The most important excavations of ancient Pompeii
At the moment there are some restrictions in order to comply with the distance rules that apply in Italy. Therefore, not all excavations can be visited.
The Sovrintendenza Pompei has defined a blue and a green route. The green route starts at the entrance to Piazza Anfiteatro. The blue route starts at Porta Marina.
These are the most important excavations you can visit:
- The amphitheater, Regio II: It is the oldest known amphitheater of Roman antiquity. It was made in 70 BC. It is 150 years older than the Colosseum. There was space for up to 20,000 spectators here.
- The Orto dei Fuggiaschi, Regio I: in ancient Pompeii there was a vineyard here. Here 13 adults and children were caught by the lava on the run. Their plaster casts can be viewed today.

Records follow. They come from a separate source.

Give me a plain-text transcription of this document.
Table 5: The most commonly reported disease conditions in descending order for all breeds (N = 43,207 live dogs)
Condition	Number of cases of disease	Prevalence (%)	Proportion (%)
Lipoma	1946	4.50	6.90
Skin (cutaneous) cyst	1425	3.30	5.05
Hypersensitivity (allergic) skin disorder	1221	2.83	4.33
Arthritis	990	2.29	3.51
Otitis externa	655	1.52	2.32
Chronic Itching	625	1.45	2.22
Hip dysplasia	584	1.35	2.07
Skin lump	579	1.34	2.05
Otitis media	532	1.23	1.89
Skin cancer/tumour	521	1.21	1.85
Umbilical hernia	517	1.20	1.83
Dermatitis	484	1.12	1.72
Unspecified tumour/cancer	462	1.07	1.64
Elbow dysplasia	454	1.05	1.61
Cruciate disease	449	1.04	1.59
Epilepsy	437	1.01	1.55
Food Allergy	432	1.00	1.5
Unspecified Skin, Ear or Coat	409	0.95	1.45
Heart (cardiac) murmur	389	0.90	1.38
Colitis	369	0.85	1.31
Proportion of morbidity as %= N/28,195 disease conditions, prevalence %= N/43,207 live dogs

- The House of the Faun, Regio VI: It takes its name from the figure of a satyr who is in a water basin. With an area of almost 3,000 m², it is one of the largest houses and shows the wealth and status of its owner.
- The house of Sallustius, Regio VI: It bears the name because of a graffiti, “vote Sallustius”. Unfortunately, it cannot be viewed at the moment. It is dated to around 180 BC. and is an important example of how the Italic tribe of the Samnites lived.
- The Temple of Jupiter, Regio VII: It is located on the axis of the forum, which is oriented towards Vesuvius.
- Il Lupanare, Regio VII: Unfortunately, the brothel cannot be visited at the moment. Both routes lead you past the house. The apartments were on the upper floor and the work area was on the lower floor.
It is currently not possible to visit the Porta Ercolano. From here the path led to Herculaneum, which was also destroyed by the volcanic eruption. Herculaneum has also been excavated and can be visited.
In front of the Porta Ercolano are the Villa des Diomedes and the Villa dei Misteri, which unfortunately cannot be visited at the moment. In the Villa dei Misteri, one of the best preserved wall paintings of antiquity extends over three walls. It shows Dionysus with his bride Arianne. A place only for the followers of the mysterious cult.